Clinicopathological Profile of Paraprotein-Associated Kidney Disease in Monoclonal Gammopathies: An Observational Study.

Background Renal involvement in monoclonal gammopathies presents with different clinico-morphological patterns and can manifest at the onset or the late phase of hematological disease, or after chemotherapy. The spectrum is ever-expanding with advancements in diagnostic methods. Renal biopsy is needed for accurate diagnosis, as each of these patterns carries therapeutic and prognostic implications. Methods A total of 41 cases of monoclonal gammopathies were included in the study. Clinical, biochemical, and hematological details were obtained, and pathological variables were observed. Patients were followed till the maximum possible period, and treatment history and follow-up creatinine details were collected. Results The spectrum of renal biopsy lesions observed included light chain cast nephropathy (LCCN) n=19, amyloidosis n=11, monoclonal immunoglobulin deposition disease (MIDD) n=6, and proliferative glomerulonephritis with monoclonal immunoglobulin deposition (PGNMID) n=5; 10 of these cases can be categorized as monoclonal gammopathy of renal significance (MGRS). Acute kidney injury (AKI) (41%) is the predominant clinical presentation in general whereas the majority of amyloidosis cases presented with nephrotic and sub-nephrotic proteinuria.
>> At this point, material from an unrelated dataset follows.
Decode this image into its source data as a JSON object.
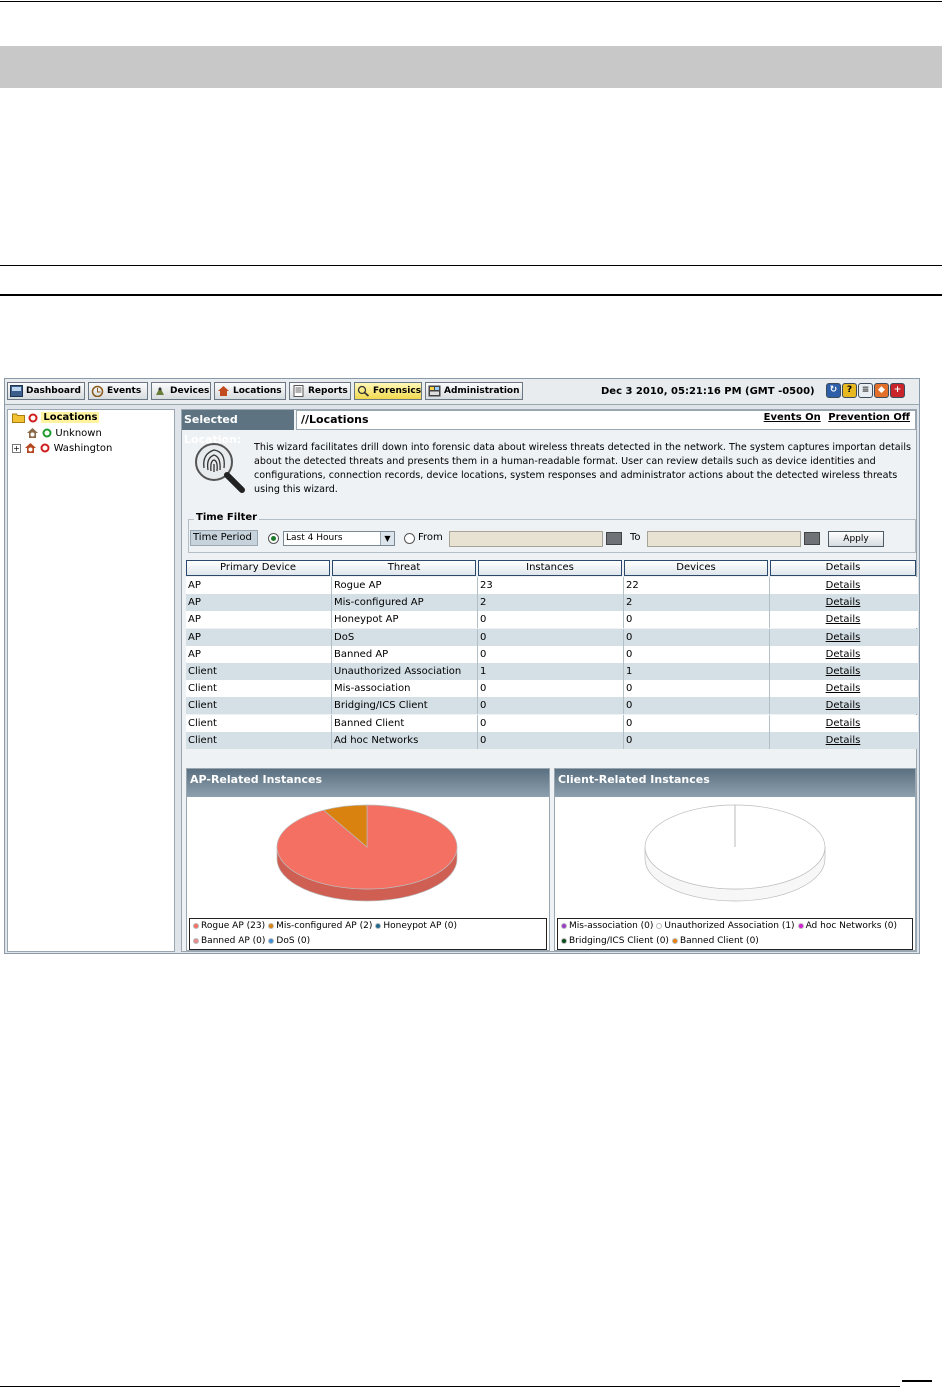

LCCN cases had high serum creatinine and calcium, positivity for M-spike, as well as a high FLC ratio, compared to the other types. Around 100% of LCCN and MIDD patients had myeloma and 100% of PGNMID cases had normal marrow. Conclusion More than three-fourths of patients were diagnosed with monoclonal gammopathies with biochemical and hematological workups after an initial kidney biopsy. The clinicopathological profile of these patients had a broad spectrum but there were still some consistent findings within the different types. A subgroup of patients (MGRS) had undetectable serum paraproteins but had monoclonal immunoglobulin deposition in the kidney.